When did your family join you in the U.S.?
It was a complex orchestration. I had my H–1B visa in February, but given that the U.S. academic year starts in August, there was no point of coming to the U.S. before that. So, I waited for my daughter to complete her tenth grade in India. Once she finished tenth grade around April, we applied for their visas. However, even though all of us had our visas, we still came here one at a time. First, I came here by myself on June 14 for my interviews at various schools. Then my family joined me after a month, by the third week of July. I still remember a sequence of three days that marked the start of our new life – on the first day, I got the formal offer as a math teacher; the next day my family arrived in the U.S.; and then on the very next day it was my son’s birthday!
What was your experience as a teacher in the U.S., compared to your experience in India?
My first teaching assignment was with a Title I school where the students came from economically challenged families. It was a huge culture shock for me. Back in HPS, students were from middle to upper–middle class families that tended to prioritize academic performance. In the Title I school, students did not have the same focus on academics and often lacked discipline. They did not treat their teachers or even their books with much respect. In the first year, I was really questioning my decision to come to the U.S. However, over time, as I completed some of the required training courses, I came to appreciate the differences in the student population. Many of them had to balance school with work. Some were foster kids who saw school as a break from their difficult life and looked to their teachers more for love and affection than for academic instruction. This led me to realize that I had to adjust to them just as much as they had to adjust to me. I came to appreciate the purpose behind the decision these schools took to seek out excellent teachers from across the world – teachers who would be able to spark a love for learning among these children. Most importantly, I recognized that I had to take those first steps by reaching and connecting with the students, before they would be willing to adjust to my teaching style.
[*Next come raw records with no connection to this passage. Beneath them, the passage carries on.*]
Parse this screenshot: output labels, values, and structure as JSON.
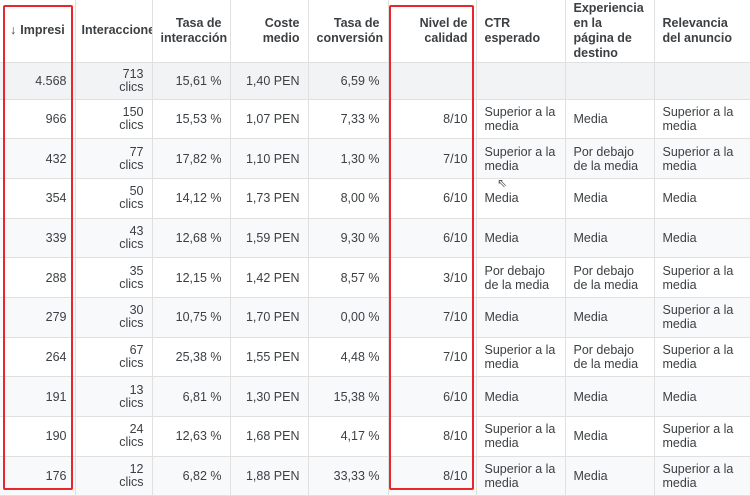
{
  "headers": {
    "impressions": "Impresi",
    "interactions": "Interaccione",
    "interaction_rate": "Tasa de interacción",
    "avg_cost": "Coste medio",
    "conversion_rate": "Tasa de conversión",
    "quality_score": "Nivel de calidad",
    "expected_ctr": "CTR esperado",
    "landing_page_exp": "Experiencia en la página de destino",
    "ad_relevance": "Relevancia del anuncio"
  },
  "sort_arrow": "↓",
  "total": {
    "impressions": "4.568",
    "interactions": "713",
    "interactions_unit": "clics",
    "interaction_rate": "15,61 %",
    "avg_cost": "1,40 PEN",
    "conversion_rate": "6,59 %",
    "quality_score": "",
    "expected_ctr": "",
    "landing_page_exp": "",
    "ad_relevance": ""
  },
  "rows": [
    {
      "impressions": "966",
      "interactions": "150",
      "interactions_unit": "clics",
      "interaction_rate": "15,53 %",
      "avg_cost": "1,07 PEN",
      "conversion_rate": "7,33 %",
      "quality_score": "8/10",
      "expected_ctr": "Superior a la media",
      "landing_page_exp": "Media",
      "ad_relevance": "Superior a la media"
    },
    {
      "impressions": "432",
      "interactions": "77",
      "interactions_unit": "clics",
      "interaction_rate": "17,82 %",
      "avg_cost": "1,10 PEN",
      "conversion_rate": "1,30 %",
      "quality_score": "7/10",
      "expected_ctr": "Superior a la media",
      "landing_page_exp": "Por debajo de la media",
      "ad_relevance": "Superior a la media"
    },
    {
      "impressions": "354",
      "interactions": "50",
      "interactions_unit": "clics",
      "interaction_rate": "14,12 %",
      "avg_cost": "1,73 PEN",
      "conversion_rate": "8,00 %",
      "quality_score": "6/10",
      "expected_ctr": "Media",
      "landing_page_exp": "Media",
      "ad_relevance": "Media"
    },
    {
      "impressions": "339",
      "interactions": "43",
      "interactions_unit": "clics",
      "interaction_rate": "12,68 %",
      "avg_cost": "1,59 PEN",
      "conversion_rate": "9,30 %",
      "quality_score": "6/10",
      "expected_ctr": "Media",
      "landing_page_exp": "Media",
      "ad_relevance": "Media"
    },
    {
      "impressions": "288",
      "interactions": "35",
      "interactions_unit": "clics",
      "interaction_rate": "12,15 %",
      "avg_cost": "1,42 PEN",
      "conversion_rate": "8,57 %",
      "quality_score": "3/10",
      "expected_ctr": "Por debajo de la media",
      "landing_page_exp": "Por debajo de la media",
      "ad_relevance": "Superior a la media"
    },
    {
      "impressions": "279",
      "interactions": "30",
      "interactions_unit": "clics",
      "interaction_rate": "10,75 %",
      "avg_cost": "1,70 PEN",
      "conversion_rate": "0,00 %",
      "quality_score": "7/10",
      "expected_ctr": "Media",
      "landing_page_exp": "Media",
      "ad_relevance": "Superior a la media"
    },
    {
      "impressions": "264",
      "interactions": "67",
      "interactions_unit": "clics",
      "interaction_rate": "25,38 %",
      "avg_cost": "1,55 PEN",
      "conversion_rate": "4,48 %",
      "quality_score": "7/10",
      "expected_ctr": "Superior a la media",
      "landing_page_exp": "Por debajo de la media",
      "ad_relevance": "Superior a la media"
    },
    {
      "impressions": "191",
      "interactions": "13",
      "interactions_unit": "clics",
      "interaction_rate": "6,81 %",
      "avg_cost": "1,30 PEN",
      "conversion_rate": "15,38 %",
      "quality_score": "6/10",
      "expected_ctr": "Media",
      "landing_page_exp": "Media",
      "ad_relevance": "Media"
    },
    {
      "impressions": "190",
      "interactions": "24",
      "interactions_unit": "clics",
      "interaction_rate": "12,63 %",
      "avg_cost": "1,68 PEN",
      "conversion_rate": "4,17 %",
      "quality_score": "8/10",
      "expected_ctr": "Superior a la media",
      "landing_page_exp": "Media",
      "ad_relevance": "Superior a la media"
    },
    {
      "impressions": "176",
      "interactions": "12",
      "interactions_unit": "clics",
      "interaction_rate": "6,82 %",
      "avg_cost": "1,88 PEN",
      "conversion_rate": "33,33 %",
      "quality_score": "8/10",
      "expected_ctr": "Superior a la media",
      "landing_page_exp": "Media",
      "ad_relevance": "Superior a la media"
    }
  ],
  "highlight_color": "#e8262c"
}
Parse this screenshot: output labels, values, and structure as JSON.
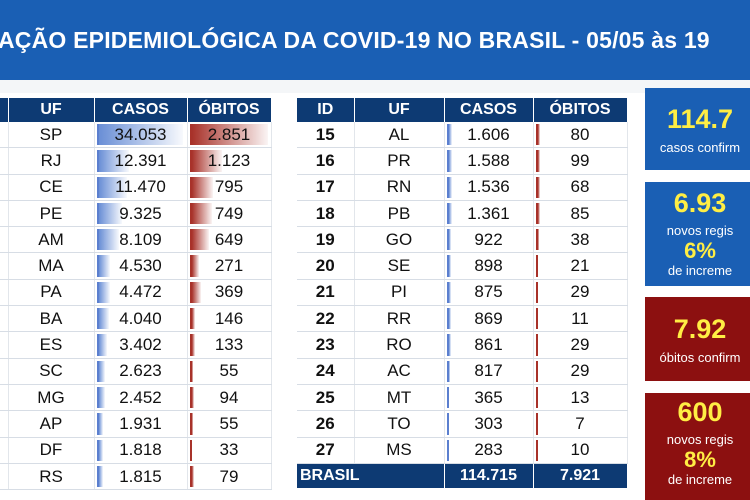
{
  "header": {
    "title": "AÇÃO EPIDEMIOLÓGICA DA COVID-19 NO BRASIL - 05/05 às 19"
  },
  "colors": {
    "header_blue": "#1a5fb4",
    "table_header_navy": "#0d3a73",
    "cases_bar_blue": "#6a8fd6",
    "deaths_bar_red": "#a8322a",
    "stat_red": "#8c1010",
    "stat_yellow": "#ffee44"
  },
  "left_table": {
    "columns": [
      "UF",
      "CASOS",
      "ÓBITOS"
    ],
    "max_cases": 34053,
    "max_deaths": 2851,
    "rows": [
      {
        "uf": "SP",
        "casos": "34.053",
        "obitos": "2.851",
        "casos_n": 34053,
        "obitos_n": 2851
      },
      {
        "uf": "RJ",
        "casos": "12.391",
        "obitos": "1.123",
        "casos_n": 12391,
        "obitos_n": 1123
      },
      {
        "uf": "CE",
        "casos": "11.470",
        "obitos": "795",
        "casos_n": 11470,
        "obitos_n": 795
      },
      {
        "uf": "PE",
        "casos": "9.325",
        "obitos": "749",
        "casos_n": 9325,
        "obitos_n": 749
      },
      {
        "uf": "AM",
        "casos": "8.109",
        "obitos": "649",
        "casos_n": 8109,
        "obitos_n": 649
      },
      {
        "uf": "MA",
        "casos": "4.530",
        "obitos": "271",
        "casos_n": 4530,
        "obitos_n": 271
      },
      {
        "uf": "PA",
        "casos": "4.472",
        "obitos": "369",
        "casos_n": 4472,
        "obitos_n": 369
      },
      {
        "uf": "BA",
        "casos": "4.040",
        "obitos": "146",
        "casos_n": 4040,
        "obitos_n": 146
      },
      {
        "uf": "ES",
        "casos": "3.402",
        "obitos": "133",
        "casos_n": 3402,
        "obitos_n": 133
      },
      {
        "uf": "SC",
        "casos": "2.623",
        "obitos": "55",
        "casos_n": 2623,
        "obitos_n": 55
      },
      {
        "uf": "MG",
        "casos": "2.452",
        "obitos": "94",
        "casos_n": 2452,
        "obitos_n": 94
      },
      {
        "uf": "AP",
        "casos": "1.931",
        "obitos": "55",
        "casos_n": 1931,
        "obitos_n": 55
      },
      {
        "uf": "DF",
        "casos": "1.818",
        "obitos": "33",
        "casos_n": 1818,
        "obitos_n": 33
      },
      {
        "uf": "RS",
        "casos": "1.815",
        "obitos": "79",
        "casos_n": 1815,
        "obitos_n": 79
      }
    ]
  },
  "right_table": {
    "columns": [
      "ID",
      "UF",
      "CASOS",
      "ÓBITOS"
    ],
    "rows": [
      {
        "id": "15",
        "uf": "AL",
        "casos": "1.606",
        "obitos": "80",
        "casos_n": 1606,
        "obitos_n": 80
      },
      {
        "id": "16",
        "uf": "PR",
        "casos": "1.588",
        "obitos": "99",
        "casos_n": 1588,
        "obitos_n": 99
      },
      {
        "id": "17",
        "uf": "RN",
        "casos": "1.536",
        "obitos": "68",
        "casos_n": 1536,
        "obitos_n": 68
      },
      {
        "id": "18",
        "uf": "PB",
        "casos": "1.361",
        "obitos": "85",
        "casos_n": 1361,
        "obitos_n": 85
      },
      {
        "id": "19",
        "uf": "GO",
        "casos": "922",
        "obitos": "38",
        "casos_n": 922,
        "obitos_n": 38
      },
      {
        "id": "20",
        "uf": "SE",
        "casos": "898",
        "obitos": "21",
        "casos_n": 898,
        "obitos_n": 21
      },
      {
        "id": "21",
        "uf": "PI",
        "casos": "875",
        "obitos": "29",
        "casos_n": 875,
        "obitos_n": 29
      },
      {
        "id": "22",
        "uf": "RR",
        "casos": "869",
        "obitos": "11",
        "casos_n": 869,
        "obitos_n": 11
      },
      {
        "id": "23",
        "uf": "RO",
        "casos": "861",
        "obitos": "29",
        "casos_n": 861,
        "obitos_n": 29
      },
      {
        "id": "24",
        "uf": "AC",
        "casos": "817",
        "obitos": "29",
        "casos_n": 817,
        "obitos_n": 29
      },
      {
        "id": "25",
        "uf": "MT",
        "casos": "365",
        "obitos": "13",
        "casos_n": 365,
        "obitos_n": 13
      },
      {
        "id": "26",
        "uf": "TO",
        "casos": "303",
        "obitos": "7",
        "casos_n": 303,
        "obitos_n": 7
      },
      {
        "id": "27",
        "uf": "MS",
        "casos": "283",
        "obitos": "10",
        "casos_n": 283,
        "obitos_n": 10
      }
    ],
    "total": {
      "label": "BRASIL",
      "casos": "114.715",
      "obitos": "7.921"
    }
  },
  "stats": {
    "cases_confirmed": {
      "value": "114.7",
      "label": "casos confirm"
    },
    "new_cases": {
      "value": "6.93",
      "label": "novos regis",
      "pct": "6%",
      "pct_label": "de increme"
    },
    "deaths_confirmed": {
      "value": "7.92",
      "label": "óbitos confirm"
    },
    "new_deaths": {
      "value": "600",
      "label": "novos regis",
      "pct": "8%",
      "pct_label": "de increme"
    }
  }
}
How did your experience as a teacher change over time?
After I got my green card in 2014, we moved to a different school, where I had students from more diverse family backgrounds. I soon got into my rhythm and was very successful in shaping the students’ love for mathematics and helping them realize their academic goals, just as I had back in HPS. For the past several years, I have focused on teaching gifted students advanced mathematics – AP Calculus, and Statistics. Today, I continue to enjoy my teaching and I am always thrilled to see my students progress and continue to be successful in college and beyond. It is particularly pleasing to see how many students have made it into the Governor’s Honors Program. All these experiences make me feel that I have fulfilled my mission as a math teacher.
What advice would you give to new immigrants arriving in the U.S. today?
One must not enter the U.S. with preconceived ideas about oneself or the country. Confidence is always the key – there is nothing wrong in believing that one can achieve the impossible with hard work. But don’t come to this country with a chip on your shoulder - recognize that everyone always has something they need to learn as they transition into this country. Therefore, if you want to truly fit in with this country, you have to understand its strengths and weaknesses (as well as your own) and adjust to the society around you. As long as you follow these steps, you will do well in the U.S.
* The contributor of this story has asked that their name be withheld.